In 3335 S-AKI patients, midazolam (HR≈1.95) and propofol+midazolam (HR≈1.57) were associated with higher 30-day mortality than propofol alone; findings persisted with IPTW and across subgroups. Mediation analyses suggest metabolic acidosis partially explains the excess risk with midazolam.
Impact: Large, rigorously adjusted observational analysis informs sedation choice in a high-risk sepsis population and proposes a plausible metabolic mechanism.
Clinical Implications: Favor propofol over midazolam for sedation in S-AKI when feasible; monitor and mitigate metabolic acidosis, while awaiting prospective trials to confirm causality.
Key Findings
- Among 3335 S-AKI patients, midazolam monotherapy (HR 1.945) and combination therapy (HR 1.573) were associated with higher 30-day mortality than propofol monotherapy after multivariable adjustment.

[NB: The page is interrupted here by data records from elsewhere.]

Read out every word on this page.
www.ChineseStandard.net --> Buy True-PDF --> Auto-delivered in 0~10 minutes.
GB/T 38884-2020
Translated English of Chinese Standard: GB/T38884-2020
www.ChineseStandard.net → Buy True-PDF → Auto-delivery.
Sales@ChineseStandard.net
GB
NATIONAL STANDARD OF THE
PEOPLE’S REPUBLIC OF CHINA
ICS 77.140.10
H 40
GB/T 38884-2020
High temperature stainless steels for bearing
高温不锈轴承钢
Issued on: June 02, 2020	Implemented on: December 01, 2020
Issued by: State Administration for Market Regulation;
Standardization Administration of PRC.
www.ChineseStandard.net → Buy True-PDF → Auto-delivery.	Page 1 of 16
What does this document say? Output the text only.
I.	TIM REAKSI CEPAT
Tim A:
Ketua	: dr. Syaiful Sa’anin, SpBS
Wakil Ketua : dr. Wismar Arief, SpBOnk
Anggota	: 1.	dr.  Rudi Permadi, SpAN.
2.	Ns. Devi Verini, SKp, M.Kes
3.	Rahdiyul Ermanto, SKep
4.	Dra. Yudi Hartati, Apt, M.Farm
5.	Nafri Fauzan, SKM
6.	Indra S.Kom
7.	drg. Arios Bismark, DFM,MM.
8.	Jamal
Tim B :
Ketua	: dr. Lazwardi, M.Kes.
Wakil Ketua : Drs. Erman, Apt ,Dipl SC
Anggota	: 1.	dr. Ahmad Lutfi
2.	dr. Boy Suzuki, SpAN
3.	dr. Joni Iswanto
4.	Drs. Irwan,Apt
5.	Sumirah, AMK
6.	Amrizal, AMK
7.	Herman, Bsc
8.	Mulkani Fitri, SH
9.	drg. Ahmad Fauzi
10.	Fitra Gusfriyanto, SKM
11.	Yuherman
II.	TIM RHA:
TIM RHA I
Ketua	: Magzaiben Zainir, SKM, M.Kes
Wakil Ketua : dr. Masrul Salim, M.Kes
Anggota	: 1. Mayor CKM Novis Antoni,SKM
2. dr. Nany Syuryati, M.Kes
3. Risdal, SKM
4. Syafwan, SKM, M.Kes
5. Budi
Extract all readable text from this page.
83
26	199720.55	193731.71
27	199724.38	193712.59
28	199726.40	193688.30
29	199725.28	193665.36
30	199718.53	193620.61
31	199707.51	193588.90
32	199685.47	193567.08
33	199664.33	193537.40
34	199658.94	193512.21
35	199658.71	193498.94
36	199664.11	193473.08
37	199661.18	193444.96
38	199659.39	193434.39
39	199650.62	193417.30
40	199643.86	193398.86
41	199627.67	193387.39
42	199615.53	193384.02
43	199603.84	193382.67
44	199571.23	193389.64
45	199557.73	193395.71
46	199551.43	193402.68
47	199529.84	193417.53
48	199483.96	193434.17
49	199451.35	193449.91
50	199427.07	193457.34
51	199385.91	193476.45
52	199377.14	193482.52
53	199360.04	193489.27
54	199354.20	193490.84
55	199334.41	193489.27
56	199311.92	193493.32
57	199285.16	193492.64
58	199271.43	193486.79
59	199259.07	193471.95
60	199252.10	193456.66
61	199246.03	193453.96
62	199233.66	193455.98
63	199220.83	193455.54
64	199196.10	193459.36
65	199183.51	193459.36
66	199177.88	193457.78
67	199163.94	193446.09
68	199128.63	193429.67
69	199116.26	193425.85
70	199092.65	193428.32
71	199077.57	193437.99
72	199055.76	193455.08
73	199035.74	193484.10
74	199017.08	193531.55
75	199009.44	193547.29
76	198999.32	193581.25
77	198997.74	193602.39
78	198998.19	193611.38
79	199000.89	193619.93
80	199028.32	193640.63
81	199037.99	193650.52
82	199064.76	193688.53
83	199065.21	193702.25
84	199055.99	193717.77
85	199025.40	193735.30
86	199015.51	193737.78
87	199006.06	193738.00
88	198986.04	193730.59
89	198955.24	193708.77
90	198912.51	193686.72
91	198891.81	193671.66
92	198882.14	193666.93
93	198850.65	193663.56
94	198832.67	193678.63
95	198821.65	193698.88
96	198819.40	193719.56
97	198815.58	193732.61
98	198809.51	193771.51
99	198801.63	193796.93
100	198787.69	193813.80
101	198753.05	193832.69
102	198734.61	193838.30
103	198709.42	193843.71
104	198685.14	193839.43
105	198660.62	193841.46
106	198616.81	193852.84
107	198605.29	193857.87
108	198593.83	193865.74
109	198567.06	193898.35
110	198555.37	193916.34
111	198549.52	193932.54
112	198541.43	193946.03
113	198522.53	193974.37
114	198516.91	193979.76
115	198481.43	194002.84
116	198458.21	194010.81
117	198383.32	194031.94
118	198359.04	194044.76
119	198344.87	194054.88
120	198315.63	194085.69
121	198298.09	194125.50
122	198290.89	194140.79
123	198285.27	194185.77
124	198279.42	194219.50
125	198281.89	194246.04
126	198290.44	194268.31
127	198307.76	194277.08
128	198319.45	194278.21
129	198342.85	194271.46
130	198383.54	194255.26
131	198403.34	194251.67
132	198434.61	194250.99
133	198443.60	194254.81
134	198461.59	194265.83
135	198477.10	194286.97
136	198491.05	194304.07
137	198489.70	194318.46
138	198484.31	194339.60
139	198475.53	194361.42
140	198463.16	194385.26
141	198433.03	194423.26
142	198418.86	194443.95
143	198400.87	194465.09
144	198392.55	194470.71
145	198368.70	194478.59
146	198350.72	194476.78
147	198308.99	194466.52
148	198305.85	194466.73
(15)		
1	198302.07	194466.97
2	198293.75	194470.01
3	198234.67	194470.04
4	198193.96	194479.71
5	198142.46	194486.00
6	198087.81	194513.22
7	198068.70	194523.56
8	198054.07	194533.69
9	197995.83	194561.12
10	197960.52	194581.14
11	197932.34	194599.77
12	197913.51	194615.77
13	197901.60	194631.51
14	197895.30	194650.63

- Results remained consistent after inverse probability of treatment weighting and across subgroups.
- Mediation analysis indicated metabolic acidosis mediated 15.84% (midazolam alone) and 10.21% (combination) of the increased mortality risk.
Methodological Strengths
- Large ICU database (MIMIC-IV) with robust multivariable adjustment and IPTW
- Use of survival analyses and mediation analysis to explore mechanisms
Limitations
- Observational design susceptible to residual confounding and confounding by indication
- Single health system dataset limits generalizability; dosing and sedation depth details may be incomplete
Future Directions: Prospective, ideally randomized trials comparing sedation strategies in S-AKI with standardized monitoring of acid-base status and kidney outcomes.
INTRODUCTION: Propofol and midazolam are commonly used sedatives in patients with sepsis-associated acute kidney injury (S-AKI), yet the association of their combined use on patient prognosis remains unclear. This study aimed to compare the associations of propofol monotherapy, midazolam monotherapy, and their combination with 30-day mortality in S-AKI patients. METHODS: This study analyzed 3335 S-AKI patients from the Medical Information Mart for Intensive Care IV database, categorized by sedation strategy: no sedation, propofol alone, midazolam alone, or combination therapy. The primary outcome was 30-day all-cause mortality. Associations were assessed using Kaplan-Meier survival analysis, Cox proportional hazards models, and inverse probability of treatment weighting. Subgroup and mediation analyses were also performed. RESULTS: After multivariable adjustment, both midazolam monotherapy (hazard ratio [HR] = 1.945, 95% confidence interval: 1.519-2.490) and combination therapy (HR = 1.573, 95% confidence interval: 1.275-1.942) were associated with significantly increased 30-day mortality risk compared to propofol monotherapy. This finding was consistent after inverse probability of treatment weighting (HR = 1.742 and 1.328, respectively). Subgroup analyses generally supported this trend across different populations. Mediation analysis indicated that metabolic acidosis significantly mediated part of the increased mortality risk associated with midazolam (alone: 15.84%; combined: 10.21%). CONCLUSIONS: Propofol monotherapy was associated with more significant survival benefits compared to midazolam monotherapy or combination therapy. Metabolic acidosis is a key pathological mechanism mediating this difference, which has important guiding value for improving the prognosis of this high-risk population.